Libertarians, who vote Republican to get their tax cuts, have the saqme contenmpt for right to lifers that the Socialists do. Talk about strange bedfellows.
Of course, Davis is himself pro-death at least as to innocent babies.
They didn't like the mirror.
So many of these people will "grow" as they experience more living and dying.
Many have been "crucified" for righteousness' sake.
BTTT
The kinds of advocating for federal government intervention, by the "right to lifers", during the Schiavo ordeal was very troubling to me...yes, even more so than hearing about that young woman's death. Believe it or not, she is in a much better place: the same cannot be said for those responsible for her death. God will do justice in this matter after searching the motives and intents of everyone involved.
Yes, I like my tax cuts and yes, on a personal level, I try and live my life righteously by making decisions of high morals, but when it comes to what's really important to my Libertarian-leanings and my view of what's best for the country, are the ideas of federalism and limited government. If you've got problems with that, then yes, "strange bedfellows" it is.
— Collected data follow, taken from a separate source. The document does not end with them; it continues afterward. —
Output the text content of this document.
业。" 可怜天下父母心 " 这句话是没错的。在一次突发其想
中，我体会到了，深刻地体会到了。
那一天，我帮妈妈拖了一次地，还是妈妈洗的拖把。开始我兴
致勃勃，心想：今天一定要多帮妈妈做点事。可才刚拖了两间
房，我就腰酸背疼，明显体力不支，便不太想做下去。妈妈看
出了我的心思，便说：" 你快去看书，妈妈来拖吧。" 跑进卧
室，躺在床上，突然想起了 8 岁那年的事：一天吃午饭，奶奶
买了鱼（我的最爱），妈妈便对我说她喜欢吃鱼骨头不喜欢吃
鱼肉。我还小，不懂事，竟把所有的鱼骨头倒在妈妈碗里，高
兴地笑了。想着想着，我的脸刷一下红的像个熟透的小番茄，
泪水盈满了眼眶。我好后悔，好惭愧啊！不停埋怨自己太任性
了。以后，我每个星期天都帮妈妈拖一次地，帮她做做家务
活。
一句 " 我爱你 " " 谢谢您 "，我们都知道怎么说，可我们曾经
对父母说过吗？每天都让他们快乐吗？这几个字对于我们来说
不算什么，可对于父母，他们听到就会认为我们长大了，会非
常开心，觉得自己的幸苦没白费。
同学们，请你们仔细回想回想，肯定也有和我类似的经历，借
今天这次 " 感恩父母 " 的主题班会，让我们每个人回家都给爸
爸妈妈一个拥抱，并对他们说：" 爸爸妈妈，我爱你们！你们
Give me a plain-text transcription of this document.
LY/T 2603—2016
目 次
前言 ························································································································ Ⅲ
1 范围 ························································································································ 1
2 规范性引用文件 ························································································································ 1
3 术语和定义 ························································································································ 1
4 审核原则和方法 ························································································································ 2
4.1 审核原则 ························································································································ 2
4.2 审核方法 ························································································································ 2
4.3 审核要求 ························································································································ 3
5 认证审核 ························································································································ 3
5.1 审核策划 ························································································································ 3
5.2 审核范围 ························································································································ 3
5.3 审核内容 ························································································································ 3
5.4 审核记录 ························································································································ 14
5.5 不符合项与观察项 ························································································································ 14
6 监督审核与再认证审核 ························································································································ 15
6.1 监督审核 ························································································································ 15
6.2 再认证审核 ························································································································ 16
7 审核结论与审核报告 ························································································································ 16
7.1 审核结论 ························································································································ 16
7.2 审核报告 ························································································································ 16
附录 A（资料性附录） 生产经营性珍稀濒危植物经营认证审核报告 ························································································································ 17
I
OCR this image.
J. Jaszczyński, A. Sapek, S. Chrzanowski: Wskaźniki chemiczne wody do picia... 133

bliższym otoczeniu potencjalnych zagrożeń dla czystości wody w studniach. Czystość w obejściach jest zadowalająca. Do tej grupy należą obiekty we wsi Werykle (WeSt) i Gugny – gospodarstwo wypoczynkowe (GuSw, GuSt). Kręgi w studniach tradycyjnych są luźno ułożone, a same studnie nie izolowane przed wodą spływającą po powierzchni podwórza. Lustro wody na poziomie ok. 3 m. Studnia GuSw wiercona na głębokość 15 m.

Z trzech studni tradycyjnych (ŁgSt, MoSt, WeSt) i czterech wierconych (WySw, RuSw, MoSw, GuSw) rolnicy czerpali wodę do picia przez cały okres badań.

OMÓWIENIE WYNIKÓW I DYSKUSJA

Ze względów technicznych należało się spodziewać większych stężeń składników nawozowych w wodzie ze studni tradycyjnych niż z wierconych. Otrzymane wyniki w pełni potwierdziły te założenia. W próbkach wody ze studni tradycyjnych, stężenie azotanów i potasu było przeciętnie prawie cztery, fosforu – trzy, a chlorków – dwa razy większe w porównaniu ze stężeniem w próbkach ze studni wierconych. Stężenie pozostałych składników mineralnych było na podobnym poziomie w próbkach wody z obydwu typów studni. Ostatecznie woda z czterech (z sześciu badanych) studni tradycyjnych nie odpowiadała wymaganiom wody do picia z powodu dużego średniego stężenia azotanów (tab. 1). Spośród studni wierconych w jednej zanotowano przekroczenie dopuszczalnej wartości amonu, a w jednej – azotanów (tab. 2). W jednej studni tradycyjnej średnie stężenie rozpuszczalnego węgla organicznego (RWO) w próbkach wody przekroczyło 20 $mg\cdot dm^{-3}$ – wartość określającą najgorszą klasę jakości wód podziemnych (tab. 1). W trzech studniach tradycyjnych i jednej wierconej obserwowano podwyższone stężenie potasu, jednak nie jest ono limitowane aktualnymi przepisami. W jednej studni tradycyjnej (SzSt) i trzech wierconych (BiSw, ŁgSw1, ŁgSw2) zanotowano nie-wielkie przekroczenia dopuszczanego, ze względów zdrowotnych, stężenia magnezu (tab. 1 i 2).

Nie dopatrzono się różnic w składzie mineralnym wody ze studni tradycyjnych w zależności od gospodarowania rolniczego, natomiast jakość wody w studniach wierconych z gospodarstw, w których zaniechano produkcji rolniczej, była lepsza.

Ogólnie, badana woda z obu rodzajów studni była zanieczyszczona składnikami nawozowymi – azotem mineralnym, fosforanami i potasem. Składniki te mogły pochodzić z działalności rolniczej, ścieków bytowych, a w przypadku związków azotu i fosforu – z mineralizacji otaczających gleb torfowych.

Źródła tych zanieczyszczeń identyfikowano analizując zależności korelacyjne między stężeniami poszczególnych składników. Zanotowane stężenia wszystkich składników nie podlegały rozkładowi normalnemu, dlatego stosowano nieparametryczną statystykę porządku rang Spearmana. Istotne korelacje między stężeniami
Not only did the U.S. Congress have the authority to intervened, they did intervene. But, the best forum for intervention was at the legislative branch of the state of Florida. When Florida failed to do the right thing, that should have been it. But, the GOP intervened, as awkwardly as it could, and tried to make the SCOTUS take the case.
Separation of powers does mean something and should be respected. I'm sure that you'll write me back and point out the errors in my thinking or my recollection of the fact, or perhaps, both.
The Florida legislature did intervene, but they were overturned by the Flordia Courts.